I am Christina Templeton, a pediatric nurse practitioner. Sospera is the system I spent fifteen years wishing existed.
Fifteen years, hands-on.
I am a pediatric nurse practitioner. For fifteen years I did this work hands-on - recognizing newborn ear deformities, molding them, and teaching referring providers how to catch them in time. I know the clinical message because I delivered it, and I know the molding because I did it.

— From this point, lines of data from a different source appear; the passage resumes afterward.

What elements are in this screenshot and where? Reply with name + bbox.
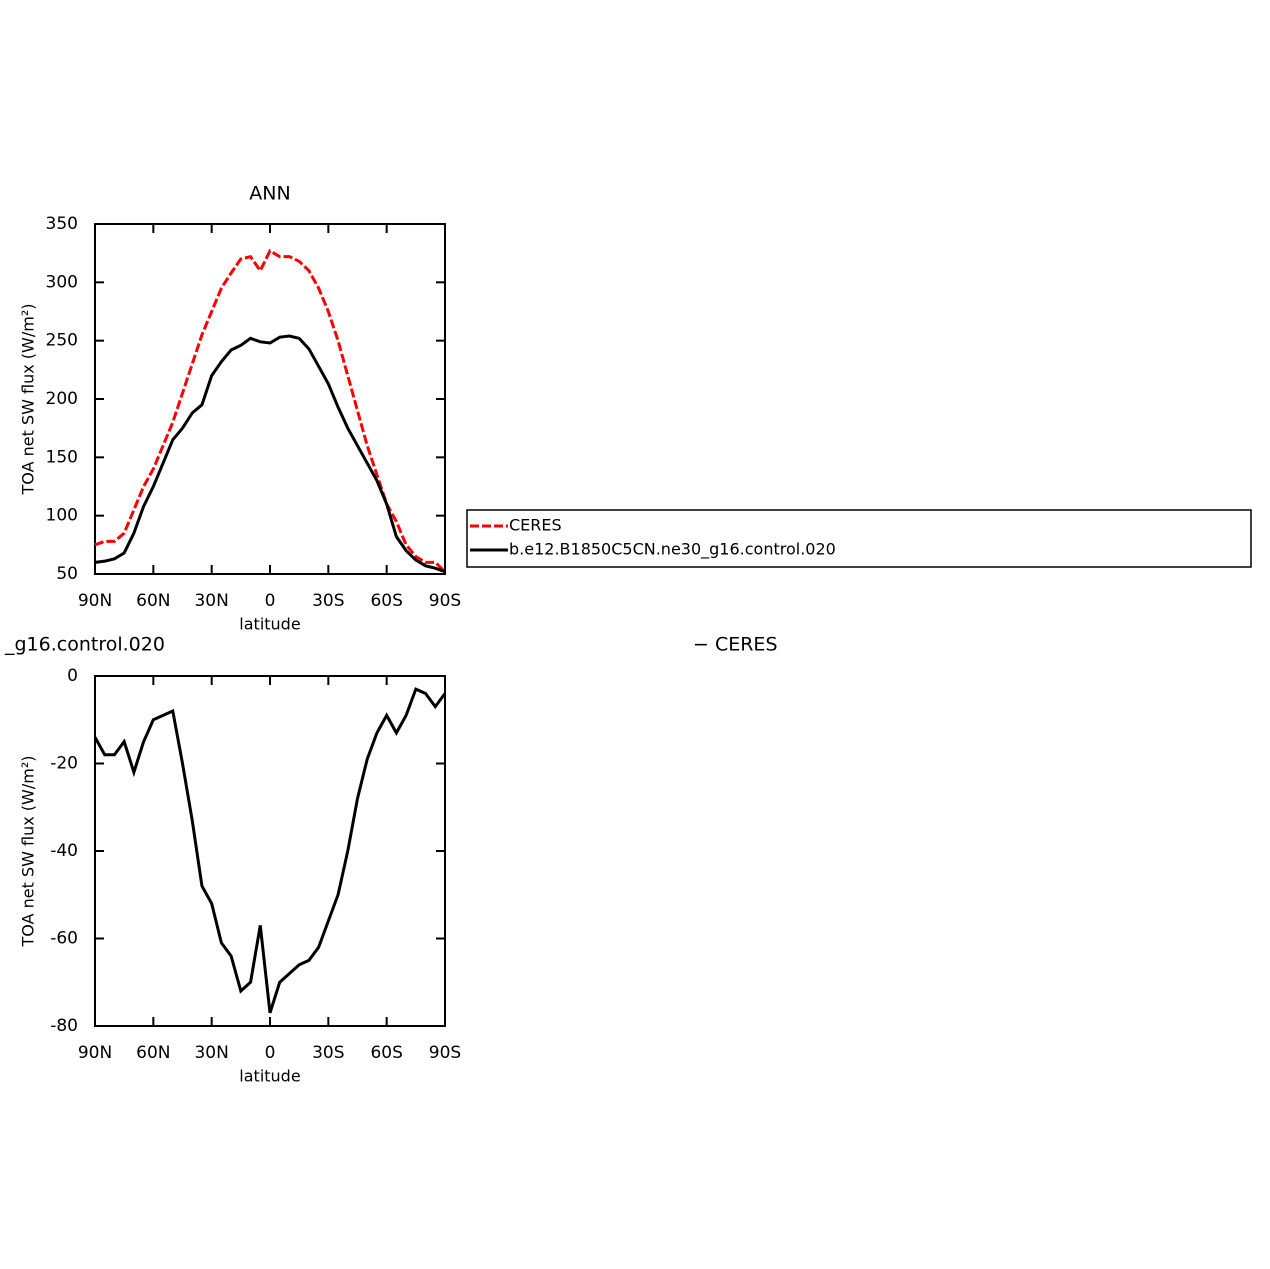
- plot-frame: [94, 675, 446, 1027]
- x-tick-label: 60S: [370, 1043, 402, 1063]
- plot-frame: [94, 223, 446, 575]
- y-tick-label: 350: [46, 214, 78, 234]
- x-tick-label: 0: [265, 591, 276, 611]
- x-tick-label: 60S: [370, 591, 402, 611]
- x-tick-label: 90N: [78, 1043, 112, 1063]
- chart-title: ANN: [249, 183, 290, 205]
- x-tick-label: 30N: [194, 591, 228, 611]
- y-tick-label: -80: [50, 1016, 78, 1036]
- data-line: [94, 334, 446, 574]
- x-tick-label: 60N: [136, 1043, 170, 1063]
- y-tick-label: -40: [50, 841, 78, 861]
- y-tick-label: 50: [56, 564, 78, 584]
- x-tick-label: 30N: [194, 1043, 228, 1063]
- chart-title: − CERES: [693, 634, 778, 656]
- y-axis-label: TOA net SW flux (W/m²): [19, 756, 38, 948]
- data-line: [93, 687, 447, 1014]
- legend-label: b.e12.B1850C5CN.ne30_g16.control.020: [509, 540, 836, 560]
- x-axis-label: latitude: [239, 1067, 300, 1086]
- legend-box: [466, 509, 1252, 568]
- chart-title: _g16.control.020: [4, 634, 165, 656]
- x-tick-label: 90S: [429, 1043, 461, 1063]
- x-axis-label: latitude: [239, 615, 300, 634]
- y-tick-label: -60: [50, 929, 78, 949]
- legend-label: CERES: [509, 516, 562, 535]
- y-tick-label: 300: [46, 272, 78, 292]
- x-tick-label: 60N: [136, 591, 170, 611]
- y-axis-label: TOA net SW flux (W/m²): [19, 304, 38, 496]
- x-tick-label: 0: [265, 1043, 276, 1063]
- y-tick-label: 200: [46, 389, 78, 409]
- x-tick-label: 30S: [312, 1043, 344, 1063]
- y-tick-label: 100: [46, 506, 78, 526]
- y-tick-label: 150: [46, 447, 78, 467]
- x-tick-label: 30S: [312, 591, 344, 611]
- x-tick-label: 90S: [429, 591, 461, 611]
- y-tick-label: 0: [67, 666, 78, 686]
- x-tick-label: 90N: [78, 591, 112, 611]
- y-tick-label: -20: [50, 754, 78, 774]
- y-tick-label: 250: [46, 331, 78, 351]
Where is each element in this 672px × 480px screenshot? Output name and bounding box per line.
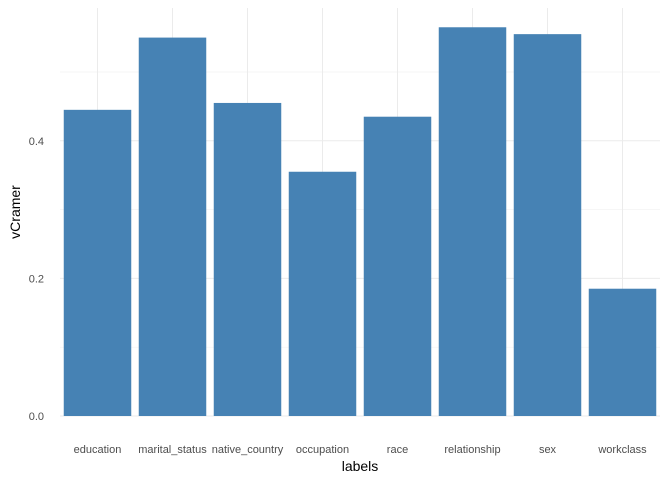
bars: [63, 27, 657, 417]
bar-marital_status: [138, 37, 207, 417]
x-tick-label: workclass: [597, 444, 647, 456]
x-tick-label: occupation: [296, 444, 349, 456]
bar-native_country: [213, 102, 282, 416]
y-axis-ticks: 0.0 0.2 0.4: [29, 136, 44, 423]
y-axis-title: vCramer: [7, 185, 23, 239]
x-tick-label: relationship: [444, 444, 500, 456]
y-tick-label: 0.2: [29, 273, 44, 285]
bar-workclass: [588, 288, 657, 416]
y-tick-label: 0.4: [29, 136, 44, 148]
x-tick-label: native_country: [212, 444, 284, 456]
bar-sex: [513, 34, 582, 417]
x-tick-label: marital_status: [138, 444, 207, 456]
bar-relationship: [438, 27, 507, 416]
x-axis-ticks: education marital_status native_country occ…: [74, 444, 647, 456]
y-tick-label: 0.0: [29, 411, 44, 423]
bar-occupation: [288, 171, 357, 416]
x-axis-title: labels: [342, 458, 379, 474]
x-tick-label: sex: [539, 444, 557, 456]
bar-education: [63, 109, 132, 416]
bar-race: [363, 116, 432, 417]
x-tick-label: race: [387, 444, 408, 456]
x-tick-label: education: [74, 444, 122, 456]
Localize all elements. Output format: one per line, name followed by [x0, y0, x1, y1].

The hardest part was never the molding itself. It was the babies who arrived too late, after the window had already closed, when the only options left were harder on the family and on the child. The clinical excellence was there. The problem sat upstream, before the baby ever reached us.
The gap I kept seeing.
A pediatrician who did not recognize the deformity. An L&D nurse who did not know the clock was running. A referral that came at eight weeks instead of two. I watched the same gap repeat, in case after case, and every time it cost a family a non-surgical option that the calendar had quietly taken off the table.

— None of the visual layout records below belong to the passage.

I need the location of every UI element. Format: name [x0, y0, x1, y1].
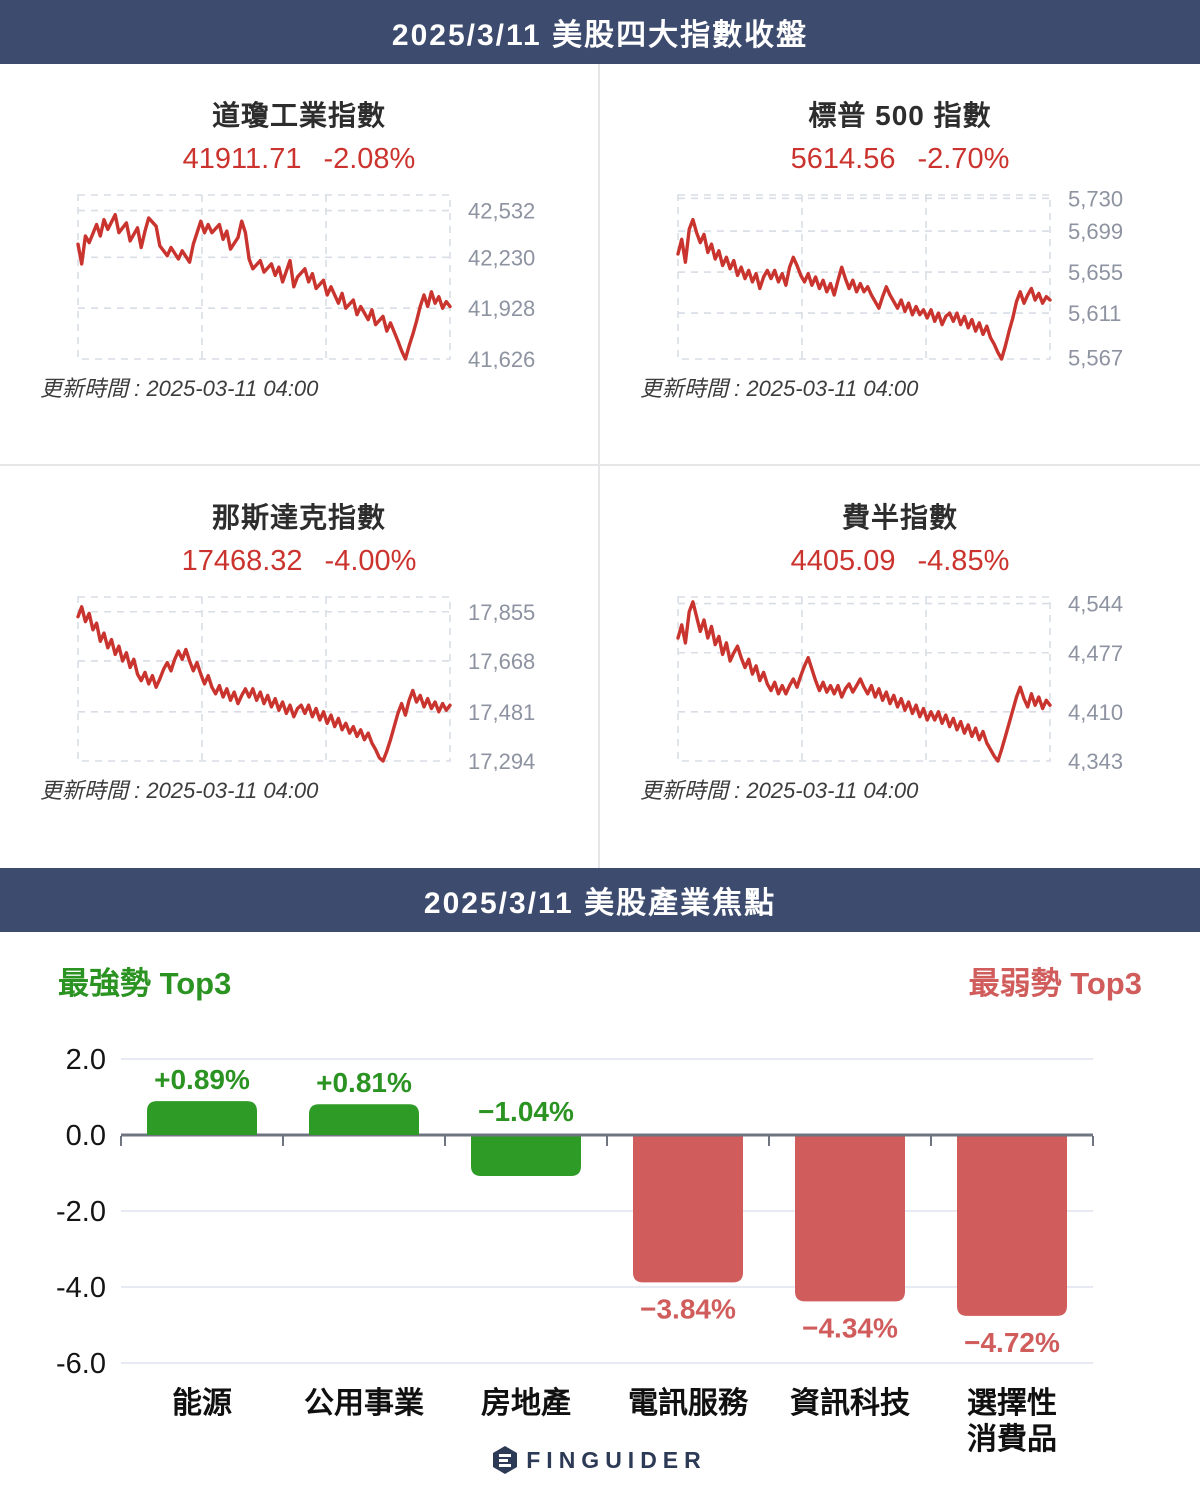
price-line	[676, 600, 1052, 763]
index-change-pct: -4.85%	[917, 545, 1010, 577]
bar-value-label: −4.34%	[802, 1312, 898, 1343]
top3-legend-row: 最強勢 Top3 最弱勢 Top3	[0, 932, 1200, 1003]
y-axis-label: 42,230	[468, 245, 535, 270]
y-axis-label: 17,481	[468, 700, 535, 725]
strongest-top3-label: 最強勢 Top3	[58, 966, 232, 1001]
sp500-line-chart: 5,730 5,699 5,655 5,611 5,567	[676, 186, 1200, 370]
plot-border	[677, 596, 1051, 762]
index-panel-sox: 費半指數 4405.09 -4.85% 4,544 4,477 4,410 4,343 …	[600, 466, 1200, 868]
bar-y-tick-label: -4.0	[56, 1272, 106, 1304]
index-title: 道瓊工業指數	[211, 100, 386, 131]
weakest-top3-label: 最弱勢 Top3	[968, 966, 1142, 1001]
price-line	[76, 213, 452, 361]
industry-section-header: 2025/3/11 美股產業焦點	[0, 868, 1200, 932]
update-time: 更新時間 : 2025-03-11 04:00	[640, 376, 919, 401]
bar-value-label: −1.04%	[478, 1096, 574, 1127]
plot-border	[77, 194, 451, 360]
price-line	[76, 605, 452, 763]
index-panel-dow: 道瓊工業指數 41911.71 -2.08% 42,532 42,230 41,928…	[0, 64, 600, 466]
index-close-value: 5614.56	[790, 143, 896, 175]
category-label: 電訊服務	[628, 1386, 749, 1420]
y-axis-label: 5,730	[1068, 189, 1123, 211]
y-axis-label: 5,655	[1068, 260, 1123, 285]
bar-value-label: −3.84%	[640, 1293, 736, 1324]
industry-bar-chart: 2.0 0.0 -2.0 -4.0 -6.0 +0.89% 能源 +0.81% 公用事業 −1.0…	[0, 1009, 1200, 1457]
industry-section-title: 2025/3/11 美股產業焦點	[423, 887, 777, 920]
y-axis-label: 4,343	[1068, 749, 1123, 771]
price-line	[676, 217, 1052, 361]
index-title: 標普 500 指數	[808, 100, 992, 131]
bar-value-label: +0.89%	[154, 1064, 250, 1095]
y-axis-label: 5,611	[1068, 301, 1121, 326]
index-panel-nasdaq: 那斯達克指數 17468.32 -4.00% 17,855 17,668 17,481…	[0, 466, 600, 868]
nasdaq-line-chart: 17,855 17,668 17,481 17,294	[76, 591, 600, 774]
indices-section-header: 2025/3/11 美股四大指數收盤	[0, 0, 1200, 64]
bar-y-tick-label: 2.0	[66, 1044, 106, 1076]
update-time: 更新時間 : 2025-03-11 04:00	[40, 376, 319, 401]
index-change-pct: -4.00%	[324, 545, 417, 577]
y-axis-label: 17,855	[468, 600, 535, 625]
index-title: 那斯達克指數	[211, 502, 386, 533]
industry-section: 最強勢 Top3 最弱勢 Top3 2.0 0.0 -2.0 -4.0 -6.0 +0.8…	[0, 932, 1200, 1457]
mini-line-chart: 42,532 42,230 41,928 41,626	[76, 194, 535, 372]
plot-border	[677, 194, 1051, 360]
mini-line-chart: 5,730 5,699 5,655 5,611 5,567	[676, 186, 1123, 370]
index-change-pct: -2.08%	[323, 143, 416, 175]
sox-line-chart: 4,544 4,477 4,410 4,343	[676, 591, 1200, 774]
indices-section-title: 2025/3/11 美股四大指數收盤	[391, 19, 809, 52]
index-close-value: 41911.71	[182, 143, 302, 175]
footer-brand: FINGUIDER	[0, 1446, 1200, 1474]
y-axis-label: 5,567	[1068, 345, 1123, 369]
bar-y-tick-label: -2.0	[56, 1196, 106, 1228]
index-quote: 17468.32 -4.00%	[40, 545, 558, 578]
index-quote: 4405.09 -4.85%	[640, 545, 1160, 578]
brand-name: FINGUIDER	[526, 1446, 707, 1473]
index-close-value: 4405.09	[790, 545, 896, 577]
category-label: 公用事業	[304, 1387, 424, 1420]
finguider-logo-icon	[493, 1446, 518, 1474]
bar-公用事業	[309, 1104, 419, 1135]
bar-y-tick-label: -6.0	[56, 1348, 106, 1380]
bar-資訊科技	[795, 1136, 905, 1302]
update-time: 更新時間 : 2025-03-11 04:00	[40, 778, 319, 803]
index-close-value: 17468.32	[181, 545, 303, 577]
mini-line-chart: 17,855 17,668 17,481 17,294	[76, 596, 535, 774]
y-axis-label: 42,532	[468, 199, 535, 224]
bar-能源	[147, 1101, 257, 1135]
y-axis-label: 4,544	[1068, 592, 1123, 617]
y-axis-label: 41,928	[468, 296, 535, 321]
update-time: 更新時間 : 2025-03-11 04:00	[640, 778, 919, 803]
mini-line-chart: 4,544 4,477 4,410 4,343	[676, 592, 1123, 774]
bar-value-label: +0.81%	[316, 1067, 412, 1098]
bar-value-label: −4.72%	[964, 1327, 1060, 1358]
bar-選擇性消費品	[957, 1136, 1067, 1316]
dow-line-chart: 42,532 42,230 41,928 41,626	[76, 189, 600, 372]
y-axis-label: 17,294	[468, 749, 535, 771]
y-axis-label: 4,410	[1068, 700, 1123, 725]
bar-電訊服務	[633, 1136, 743, 1283]
category-label: 房地產	[481, 1386, 571, 1420]
category-label: 能源	[172, 1387, 232, 1420]
index-quote: 41911.71 -2.08%	[40, 143, 558, 176]
bar-chart-canvas: 2.0 0.0 -2.0 -4.0 -6.0 +0.89% 能源 +0.81% 公用事業 −1.0…	[56, 1044, 1094, 1456]
y-axis-label: 4,477	[1068, 641, 1123, 666]
y-axis-label: 41,626	[468, 347, 535, 369]
index-quote: 5614.56 -2.70%	[640, 143, 1160, 176]
bar-房地產	[471, 1136, 581, 1177]
index-change-pct: -2.70%	[917, 143, 1010, 175]
index-title: 費半指數	[841, 502, 958, 533]
category-label: 資訊科技	[790, 1387, 910, 1420]
bar-y-tick-label: 0.0	[66, 1120, 106, 1152]
y-axis-label: 17,668	[468, 649, 535, 674]
plot-border	[77, 596, 451, 762]
indices-grid: 道瓊工業指數 41911.71 -2.08% 42,532 42,230 41,928…	[0, 64, 1200, 868]
category-label: 消費品	[967, 1423, 1057, 1456]
y-axis-label: 5,699	[1068, 219, 1123, 244]
category-label: 選擇性	[967, 1387, 1057, 1420]
index-panel-sp500: 標普 500 指數 5614.56 -2.70% 5,730 5,699 5,655 5…	[600, 64, 1200, 466]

It was never a marketing problem. It was a timing-and-education problem. The right clinical message was not reaching the right people early enough. And nobody was measuring whether it ever got better.
Why I built Sospera.
I knew the gap was solvable - not with more impressions, but with the right clinical message, delivered to the exact providers who decide whether a baby reaches a molding practice in time, and then measured against the practice's own baseline so we would actually know if it worked.

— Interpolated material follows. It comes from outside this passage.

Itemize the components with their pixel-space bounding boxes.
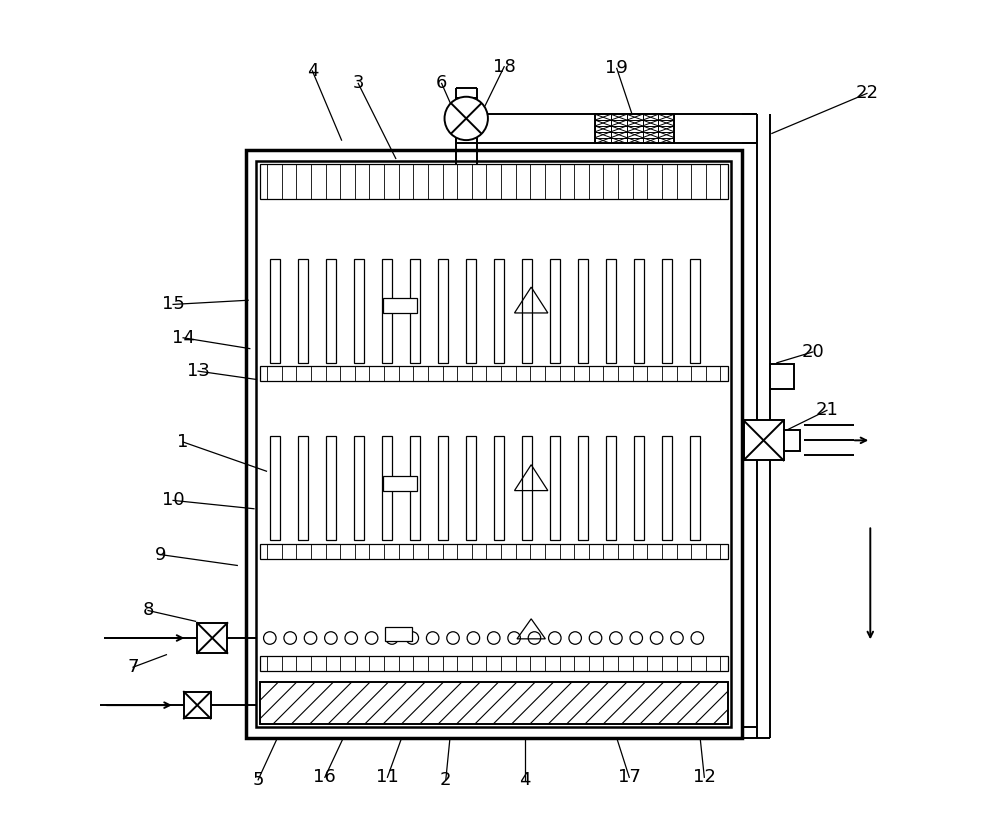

That is Sospera. I author the clinical content myself. I can stand in front of your referring providers and deliver it the way one clinician talks to another. And we report the recovered in-window referrals on your own data, so the result is something you can audit, not something you have to take on faith.
The mission.
We are on the same side of this. The lost case is the adversary, not your funnel. A treatable baby who ages out of the window is a worse outcome for that family and a case that never reaches a practice that could have helped. Closing that gap is good for the practice and good for the child at the same time, which is exactly the kind of problem worth building a company around.